"Izinkan aku menikah dengan Zian Demi anak ini." Talita mengusap perutnya yang masih rata, yang tersembunyi di balik baju ketat. "Ini yang aku maksud kerja sama itu. Yumna."
"Jadi ini ceritanya, pelakor sedang minta izin pada istri sah untuk mengambil suaminya," sarkas Yumna dengan nada pedas. Jangan lupakan tatapan tajamnya, yang sudah tak bisa diumpamakan dengan benda yang paling tajam sekali pun. "Sekalipun kau benar hamil anak Zian, PD amat akan mendapatkan izinku."
"Karena aku tau, kau tak akan membahayakan posisi Zian di perusahaan." Talita menampakkan senyum penuh percaya diri.
"Jika aku bicara, bahwa kau dan Zian sebenarnya adalah suami istri. Habis kalian." Talita memberikan ancaman yang sepertinya tak main-main.
Yumna tersenyum sinis.
"Jadi, aku sedang diancam?"
"Oh tidak. Aku justru sedang memberikan penawaran yang seimbang." Talita menampilkan senyum menang,
Dan itu terlihat sangat menyebalkan.
Yumna menatap dalam. Tampak sedang mempertimbangkan suatu hal.
Karya ini diterbitkan atas izin NovelToon najwa aini, isi konten hanyalah pandangan pribadi pembuatnya, tidak mewakili NovelToon sendiri
Bab 04
Zian Ali Faradis.
Lelaki itu tetap terlihat sangat tampan, meski terbaring di atas ranjang putih dengan slang infus di pergelangan tangan.

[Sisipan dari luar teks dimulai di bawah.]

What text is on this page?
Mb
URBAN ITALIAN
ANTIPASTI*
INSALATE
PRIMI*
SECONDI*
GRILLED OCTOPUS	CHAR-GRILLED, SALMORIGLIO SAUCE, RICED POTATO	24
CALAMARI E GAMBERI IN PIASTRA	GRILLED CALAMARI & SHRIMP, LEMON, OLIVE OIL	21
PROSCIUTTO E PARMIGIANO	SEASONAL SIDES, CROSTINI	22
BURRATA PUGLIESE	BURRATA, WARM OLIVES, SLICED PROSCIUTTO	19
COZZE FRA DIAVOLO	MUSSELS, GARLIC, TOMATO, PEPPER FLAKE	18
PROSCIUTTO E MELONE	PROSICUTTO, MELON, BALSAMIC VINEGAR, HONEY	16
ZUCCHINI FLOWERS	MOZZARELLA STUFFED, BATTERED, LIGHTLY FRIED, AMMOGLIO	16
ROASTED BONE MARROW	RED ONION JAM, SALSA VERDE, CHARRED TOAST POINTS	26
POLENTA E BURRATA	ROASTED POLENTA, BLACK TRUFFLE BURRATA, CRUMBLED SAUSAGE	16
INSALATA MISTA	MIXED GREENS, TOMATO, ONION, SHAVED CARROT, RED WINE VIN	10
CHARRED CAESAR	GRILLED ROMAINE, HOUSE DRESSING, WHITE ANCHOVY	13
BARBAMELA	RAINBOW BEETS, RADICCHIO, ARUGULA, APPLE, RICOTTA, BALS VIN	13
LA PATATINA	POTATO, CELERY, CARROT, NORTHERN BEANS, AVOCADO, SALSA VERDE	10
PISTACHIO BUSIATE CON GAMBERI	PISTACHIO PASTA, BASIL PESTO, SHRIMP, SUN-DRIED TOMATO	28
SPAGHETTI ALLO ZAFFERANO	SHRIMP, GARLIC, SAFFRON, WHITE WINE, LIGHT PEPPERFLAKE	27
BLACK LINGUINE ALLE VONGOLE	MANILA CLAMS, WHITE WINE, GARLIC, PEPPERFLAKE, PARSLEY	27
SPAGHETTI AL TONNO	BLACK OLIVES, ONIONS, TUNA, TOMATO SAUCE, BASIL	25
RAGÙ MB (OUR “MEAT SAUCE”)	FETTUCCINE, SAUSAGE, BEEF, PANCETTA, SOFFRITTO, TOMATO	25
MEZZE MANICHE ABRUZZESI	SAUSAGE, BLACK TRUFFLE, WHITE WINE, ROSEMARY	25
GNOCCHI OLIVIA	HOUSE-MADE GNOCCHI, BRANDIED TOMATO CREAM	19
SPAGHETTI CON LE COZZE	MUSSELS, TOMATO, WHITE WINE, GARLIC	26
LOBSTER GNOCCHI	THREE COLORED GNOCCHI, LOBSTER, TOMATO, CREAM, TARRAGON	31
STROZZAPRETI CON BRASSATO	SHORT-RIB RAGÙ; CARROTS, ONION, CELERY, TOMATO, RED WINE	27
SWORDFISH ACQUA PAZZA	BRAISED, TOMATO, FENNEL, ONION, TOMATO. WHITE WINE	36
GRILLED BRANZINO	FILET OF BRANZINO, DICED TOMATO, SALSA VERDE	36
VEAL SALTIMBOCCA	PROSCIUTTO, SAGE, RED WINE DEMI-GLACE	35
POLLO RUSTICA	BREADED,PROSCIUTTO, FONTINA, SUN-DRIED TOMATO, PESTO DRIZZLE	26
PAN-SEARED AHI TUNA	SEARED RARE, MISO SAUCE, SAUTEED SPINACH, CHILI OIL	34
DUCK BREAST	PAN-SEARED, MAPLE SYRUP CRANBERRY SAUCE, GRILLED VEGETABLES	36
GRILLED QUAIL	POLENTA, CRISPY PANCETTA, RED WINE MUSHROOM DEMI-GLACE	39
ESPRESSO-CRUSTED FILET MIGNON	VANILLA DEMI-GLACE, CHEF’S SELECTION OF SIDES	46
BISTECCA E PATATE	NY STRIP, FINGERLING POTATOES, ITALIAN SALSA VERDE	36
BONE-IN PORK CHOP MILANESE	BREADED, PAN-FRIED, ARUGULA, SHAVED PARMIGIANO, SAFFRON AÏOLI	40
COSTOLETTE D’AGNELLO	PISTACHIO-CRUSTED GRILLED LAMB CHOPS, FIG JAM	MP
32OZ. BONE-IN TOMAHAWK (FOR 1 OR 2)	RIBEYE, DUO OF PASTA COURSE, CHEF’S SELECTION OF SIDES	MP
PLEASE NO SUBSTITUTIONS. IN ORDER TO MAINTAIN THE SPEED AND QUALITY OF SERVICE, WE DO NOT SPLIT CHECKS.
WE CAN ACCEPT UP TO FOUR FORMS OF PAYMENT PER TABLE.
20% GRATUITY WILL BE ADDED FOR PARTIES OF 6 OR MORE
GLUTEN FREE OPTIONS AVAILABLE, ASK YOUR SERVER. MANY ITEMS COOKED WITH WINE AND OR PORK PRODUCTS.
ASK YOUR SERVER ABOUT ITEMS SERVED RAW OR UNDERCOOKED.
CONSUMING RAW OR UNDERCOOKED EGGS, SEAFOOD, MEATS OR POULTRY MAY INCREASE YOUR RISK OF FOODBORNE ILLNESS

Rambutnya sedikit acak-acakan, tapi itu tak mengurangi kadar ketampanan seorang Zian.
Hal ini membuat Aira cukup tercengang.
Satu fakta lagi yang lebih mencengangkan, Zian tidak dalam kondisi kritis, atau mengkhawatirkan. Tak ada alat medis yang digunakan untuk menopang keselamatan. Hanya perban kecil memanjang di pelipis sebelah kanan.

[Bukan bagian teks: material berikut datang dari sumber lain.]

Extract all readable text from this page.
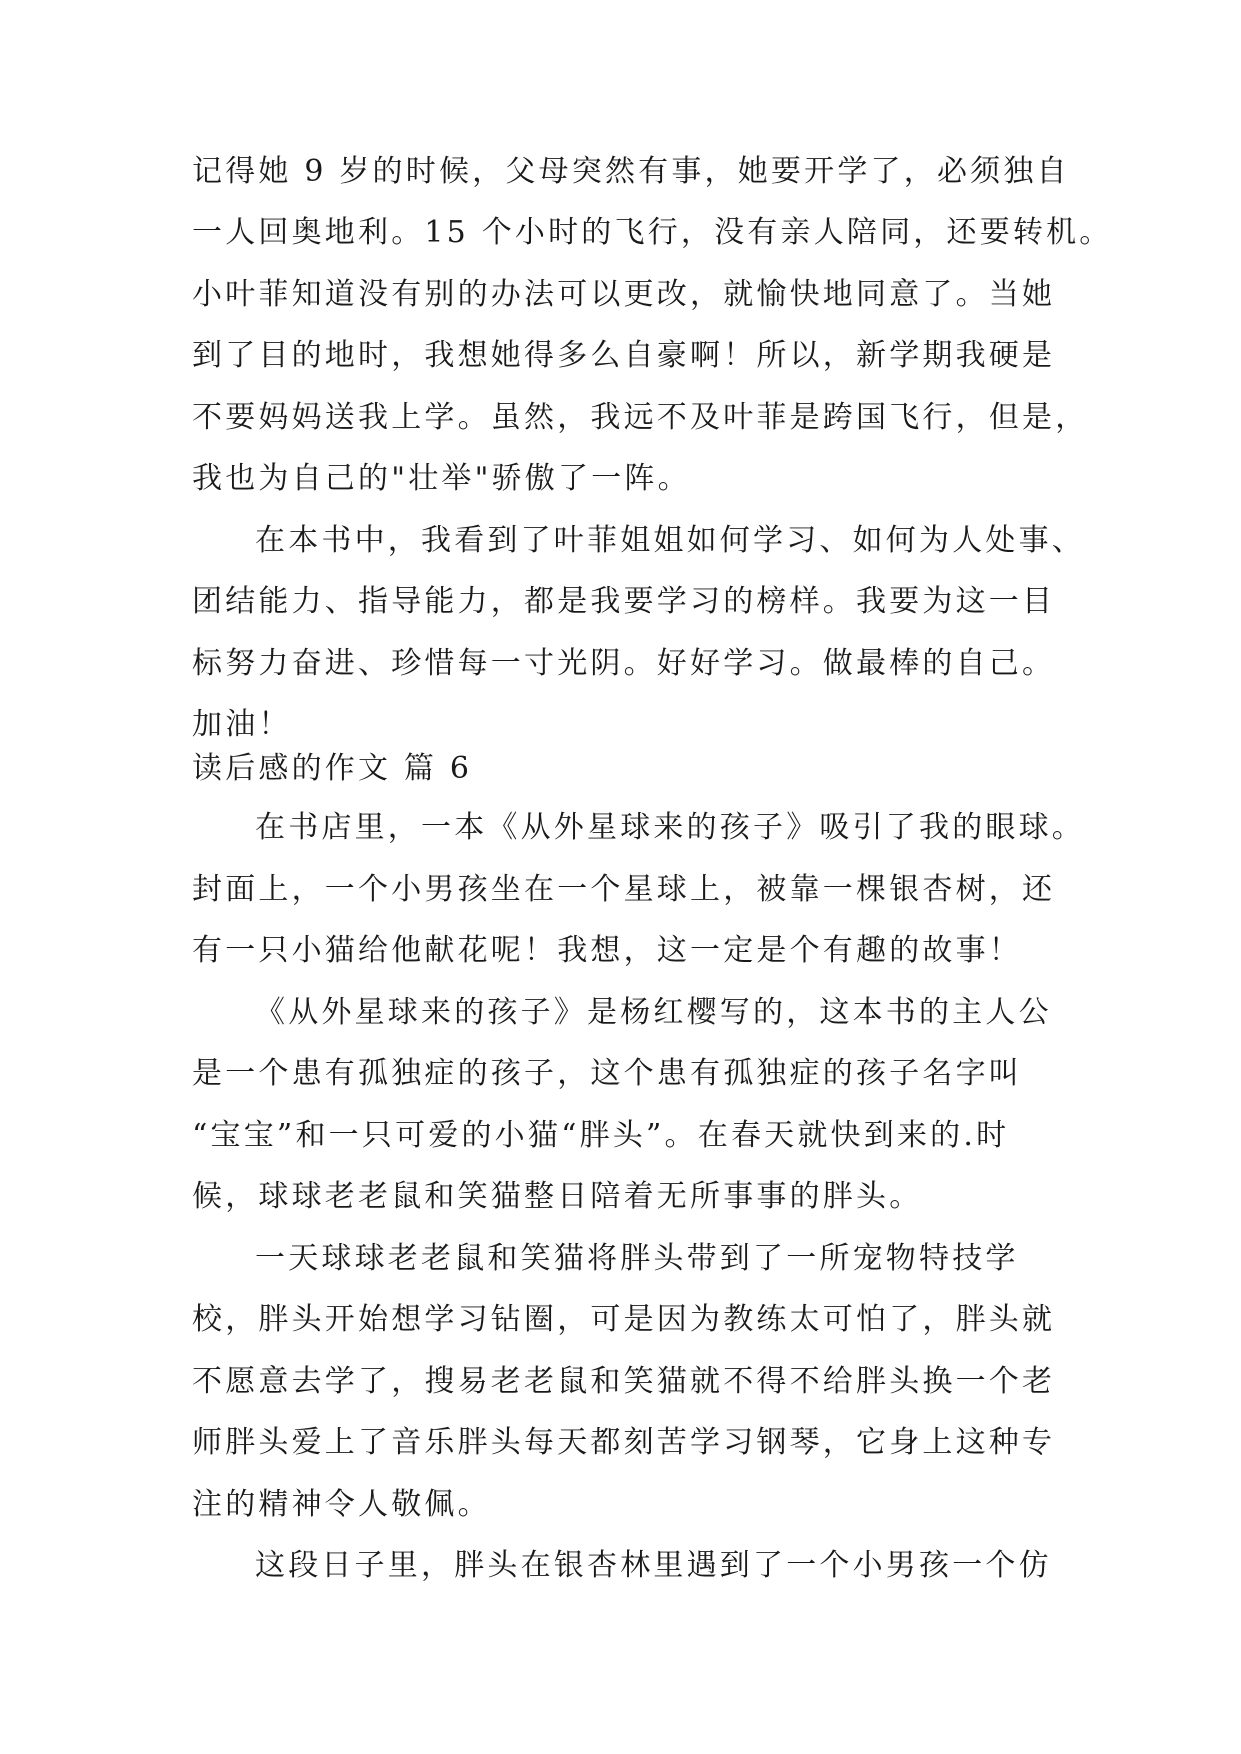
记得她 9 岁的时候，父母突然有事，她要开学了，必须独自
一人回奥地利。15 个小时的飞行，没有亲人陪同，还要转机。
小叶菲知道没有别的办法可以更改，就愉快地同意了。当她
到了目的地时，我想她得多么自豪啊！所以，新学期我硬是
不要妈妈送我上学。虽然，我远不及叶菲是跨国飞行，但是，
我也为自己的"壮举"骄傲了一阵。
在本书中，我看到了叶菲姐姐如何学习、如何为人处事、
团结能力、指导能力，都是我要学习的榜样。我要为这一目
标努力奋进、珍惜每一寸光阴。好好学习。做最棒的自己。
加油！
读后感的作文 篇 6
在书店里，一本《从外星球来的孩子》吸引了我的眼球。
封面上，一个小男孩坐在一个星球上，被靠一棵银杏树，还
有一只小猫给他献花呢！我想，这一定是个有趣的故事！
《从外星球来的孩子》是杨红樱写的，这本书的主人公
是一个患有孤独症的孩子，这个患有孤独症的孩子名字叫
“宝宝”和一只可爱的小猫“胖头”。在春天就快到来的.时
候，球球老老鼠和笑猫整日陪着无所事事的胖头。
一天球球老老鼠和笑猫将胖头带到了一所宠物特技学
校，胖头开始想学习钻圈，可是因为教练太可怕了，胖头就
不愿意去学了，搜易老老鼠和笑猫就不得不给胖头换一个老
师胖头爱上了音乐胖头每天都刻苦学习钢琴，它身上这种专
注的精神令人敬佩。
这段日子里，胖头在银杏林里遇到了一个小男孩一个仿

Zian juga tidak dalam kondisi tidak sadar. Ia justru sedang bicara dengan laki-laki tinggi tegap yang berdiri di samping ranjang.
Melihat fakta yang di luar dugaan, Aira tak bisa menahan diri untuk tak menyapa heran.
"Zian?"
Tak hanya Zian yang melihat ke arah Aira, begitu juga dengan pria yang tengah berbicara dengannya.
"Aku pergi dulu." Lelaki itu langsung pamit pada Zian.
"Terima kasih atas bantuannya," ucap Zian.
Lelaki tersebut tersenyum dan bergegas hendak keluar, sempat mengangguk singkat saat berpapasan dengan Aira.
Sepeninggalan lelaki itu Zian tersenyum lembut pada Aira yang melangkah mendekat.
"Lu gak papa, Kak?"
Zian malah bertanya tentang kondisi Aira. Padahal sejak tadi gadis itu justru tengah mencemaskan dirinya.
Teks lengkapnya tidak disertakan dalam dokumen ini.